Lo studio: sei famiglie su dieci la considerano utile per l’educazione dei figli

PESCARA. Altro che abitudine superata: la paghetta sembra essere uno strumento ancora attuale nelle famiglie in Abruzzo. Per 6 abruzzesi su 10 (64%) rappresenta infatti tuttora un mezzo efficace per responsabilizzare i figli sul valore e sull’uso del denaro e per introdurli alla cultura del risparmio. È quanto evidenzia l’ultima indagine dell’Osservatorio Sara Assicurazioni. Accanto a questa, emergono anche altri metodi ritenuti utili per favorire consapevolezza ed educare i più giovani sull’argomento, come coinvolgerli nelle spese quotidiane (30%) e affidare loro fin da subito piccole somme da gestire in autonomia (24%). Un ulteriore 30% sottolinea inoltre l’utilità del tradizionale salvadanaio come strumento educativo che permette di familiarizzare sui concetti della pianificazione e dell’accantonamento dei risparmi.

Nonostante queste pratiche, tuttavia, l’educazione finanziaria in famiglia incontra ancora diversi ostacoli. Il 42% degli abruzzesi vede infatti ragazzi e ragazze, soprattutto quando molto giovani, in vari casi non sufficientemente pronti a gestire il denaro e il 25% teme che possano attuare comportamenti impropri. Un ulteriore 8% evidenzia inoltre come l’argomento sia spesso difficile da affrontare in famiglia, perché ancora percepito come un tabù.

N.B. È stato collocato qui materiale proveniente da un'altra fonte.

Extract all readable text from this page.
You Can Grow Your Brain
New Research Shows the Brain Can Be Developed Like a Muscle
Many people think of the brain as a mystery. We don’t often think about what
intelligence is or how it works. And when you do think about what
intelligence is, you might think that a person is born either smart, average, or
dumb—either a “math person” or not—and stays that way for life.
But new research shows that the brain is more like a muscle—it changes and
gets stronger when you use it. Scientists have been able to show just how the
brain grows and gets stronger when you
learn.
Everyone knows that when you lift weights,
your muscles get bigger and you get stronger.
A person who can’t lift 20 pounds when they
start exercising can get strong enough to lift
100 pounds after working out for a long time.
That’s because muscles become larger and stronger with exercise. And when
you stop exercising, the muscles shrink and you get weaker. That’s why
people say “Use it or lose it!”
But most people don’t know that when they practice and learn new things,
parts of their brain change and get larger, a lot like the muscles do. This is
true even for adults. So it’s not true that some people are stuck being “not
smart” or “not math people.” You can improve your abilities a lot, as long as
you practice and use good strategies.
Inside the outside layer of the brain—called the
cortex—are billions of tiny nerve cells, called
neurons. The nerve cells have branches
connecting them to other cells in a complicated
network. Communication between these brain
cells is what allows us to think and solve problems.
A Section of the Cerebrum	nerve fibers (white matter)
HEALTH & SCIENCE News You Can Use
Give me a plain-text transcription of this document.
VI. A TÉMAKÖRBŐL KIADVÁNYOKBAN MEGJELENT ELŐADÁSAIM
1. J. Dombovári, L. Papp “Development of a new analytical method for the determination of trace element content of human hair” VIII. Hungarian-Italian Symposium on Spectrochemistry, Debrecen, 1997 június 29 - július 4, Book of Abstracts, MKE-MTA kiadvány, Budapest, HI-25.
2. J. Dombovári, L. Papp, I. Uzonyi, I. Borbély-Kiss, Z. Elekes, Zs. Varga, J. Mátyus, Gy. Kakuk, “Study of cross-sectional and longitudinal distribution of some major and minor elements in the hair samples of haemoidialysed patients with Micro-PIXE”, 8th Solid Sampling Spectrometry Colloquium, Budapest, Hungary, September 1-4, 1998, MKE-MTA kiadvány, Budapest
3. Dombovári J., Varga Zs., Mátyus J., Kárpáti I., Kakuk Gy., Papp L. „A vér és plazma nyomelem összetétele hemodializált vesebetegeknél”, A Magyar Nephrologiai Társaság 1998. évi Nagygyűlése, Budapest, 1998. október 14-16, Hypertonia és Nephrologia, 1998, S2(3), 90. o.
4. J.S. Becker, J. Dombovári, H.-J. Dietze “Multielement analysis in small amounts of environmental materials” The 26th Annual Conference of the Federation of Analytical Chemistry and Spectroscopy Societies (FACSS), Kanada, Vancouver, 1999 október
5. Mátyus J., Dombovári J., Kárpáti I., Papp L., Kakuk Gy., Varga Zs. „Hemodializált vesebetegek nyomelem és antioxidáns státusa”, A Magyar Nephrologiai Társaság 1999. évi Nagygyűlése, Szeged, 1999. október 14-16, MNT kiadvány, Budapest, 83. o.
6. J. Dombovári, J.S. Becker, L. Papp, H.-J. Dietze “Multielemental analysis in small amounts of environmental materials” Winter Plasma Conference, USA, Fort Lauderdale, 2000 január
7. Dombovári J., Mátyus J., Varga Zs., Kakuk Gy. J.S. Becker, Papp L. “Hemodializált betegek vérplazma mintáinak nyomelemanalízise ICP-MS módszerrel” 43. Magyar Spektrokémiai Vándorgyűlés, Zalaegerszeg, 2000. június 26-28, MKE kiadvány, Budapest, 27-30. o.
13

Guardando al futuro economico delle nuove generazioni, nonostante la maggioranza degli abruzzesi veda incertezza all’orizzonte, oltre 6 su 10 si dichiarano propensi a investire per il futuro dei propri figli. Tra i principali obiettivi vi sono la volontà di aiutarli a sostenere il loro percorso di studi (37%), proteggerli dagli imprevisti (37%) e affrontare un mercato del lavoro incerto (36%), potendo contare su un proprio capitale. Tra le motivazioni emerge anche il costo della vita sempre più elevato, indicato dal 31% degli intervistati. Questa propensione si traduce in scelte di risparmio ben definite: il 32% dei rispondenti indica nelle polizze vita e per il risparmio le opzioni cui guarderebbe per rendere più sicuro il futuro economico dei figli. Seguono il libretto di risparmio (22%) e l’investimento nel mattone (12%).